Physiological and functional effects of acute low-frequency hand-arm vibration
Sage Publications Inc
Faculty of Computing, Health and Science
School of Exercise, Biomedical and Health Science / Centre for Alzheimer's Disease
The effects of low frequency of vibration have not been widely studied in the scientific literature, yet humans are exposed to such environmental stress everyday. The purpose of this investigation was to examine the physiological responses to low-frequency upper-body limb vibration. Fourteen healthy men were exposed to 1 hour of bilateral hand-arm vibration and control (no vibration) conditions in a counter-balanced, cross-over design separated by 2 days. Subjects gripped handles that were coupled to a vibrating device, which oscillated in an anterior to posterior direction at a constant frequency of 7.5 Hz and a displacement of 0.38 cm. A series of tests were performed prior to and following the vibration to assess cardiovascular response, visual acuity, tremor of the hand and fingers, grip strength, anticipation response, limb girths, and a movement repositioning task.

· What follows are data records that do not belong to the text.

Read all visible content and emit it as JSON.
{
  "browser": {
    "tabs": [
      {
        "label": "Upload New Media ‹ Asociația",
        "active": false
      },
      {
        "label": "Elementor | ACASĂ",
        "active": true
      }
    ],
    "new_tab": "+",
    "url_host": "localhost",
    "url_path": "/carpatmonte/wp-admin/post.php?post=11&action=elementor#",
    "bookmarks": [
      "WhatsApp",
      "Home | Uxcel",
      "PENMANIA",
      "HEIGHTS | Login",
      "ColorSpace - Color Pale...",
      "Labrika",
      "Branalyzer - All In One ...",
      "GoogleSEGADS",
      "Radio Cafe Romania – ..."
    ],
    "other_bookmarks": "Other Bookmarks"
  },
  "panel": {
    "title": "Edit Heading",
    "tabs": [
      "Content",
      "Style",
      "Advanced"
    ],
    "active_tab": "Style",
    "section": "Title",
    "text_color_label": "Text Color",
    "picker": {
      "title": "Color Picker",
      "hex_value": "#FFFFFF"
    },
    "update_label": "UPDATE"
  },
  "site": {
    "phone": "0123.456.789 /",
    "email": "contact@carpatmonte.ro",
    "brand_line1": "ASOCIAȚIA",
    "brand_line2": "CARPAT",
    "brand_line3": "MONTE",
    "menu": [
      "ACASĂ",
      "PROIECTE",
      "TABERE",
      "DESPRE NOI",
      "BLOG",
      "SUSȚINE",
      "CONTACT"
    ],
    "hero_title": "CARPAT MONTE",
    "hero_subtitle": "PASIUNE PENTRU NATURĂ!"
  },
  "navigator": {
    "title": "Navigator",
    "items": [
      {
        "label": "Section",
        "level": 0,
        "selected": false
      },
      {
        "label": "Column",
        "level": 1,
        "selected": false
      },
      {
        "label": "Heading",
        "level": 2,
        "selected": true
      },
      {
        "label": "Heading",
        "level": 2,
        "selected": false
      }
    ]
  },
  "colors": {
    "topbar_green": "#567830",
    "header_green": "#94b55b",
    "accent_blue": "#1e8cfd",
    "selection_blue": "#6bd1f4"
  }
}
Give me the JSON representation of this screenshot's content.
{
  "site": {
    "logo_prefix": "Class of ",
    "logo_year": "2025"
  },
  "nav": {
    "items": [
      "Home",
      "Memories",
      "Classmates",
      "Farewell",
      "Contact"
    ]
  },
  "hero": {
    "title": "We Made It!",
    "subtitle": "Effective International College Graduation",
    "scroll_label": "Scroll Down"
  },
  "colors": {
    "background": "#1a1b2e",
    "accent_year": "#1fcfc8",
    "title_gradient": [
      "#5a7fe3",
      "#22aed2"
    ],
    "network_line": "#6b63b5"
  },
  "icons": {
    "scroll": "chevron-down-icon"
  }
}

There were significantly (p < or = 0.05) more visual errors postvibration compared with postcontrol on a standardized vision chart. Tremor was significantly reduced during the vibration compared with the control condition. There were no significant changes in grip strength. Mean anticipation response time was significantly increased during the control condition (+3.3%) but not after vibration (+1.0%). There was a significant improvement in the movement repositioning task after vibration compared with control. Heart rates during the vibration protocol were not significantly higher than the control condition. No significant increases in limb size representative of swelling were observed. These data indicate that exposure to 1 hour of low-frequency hand-arm vibration has only minor effects on physiological function.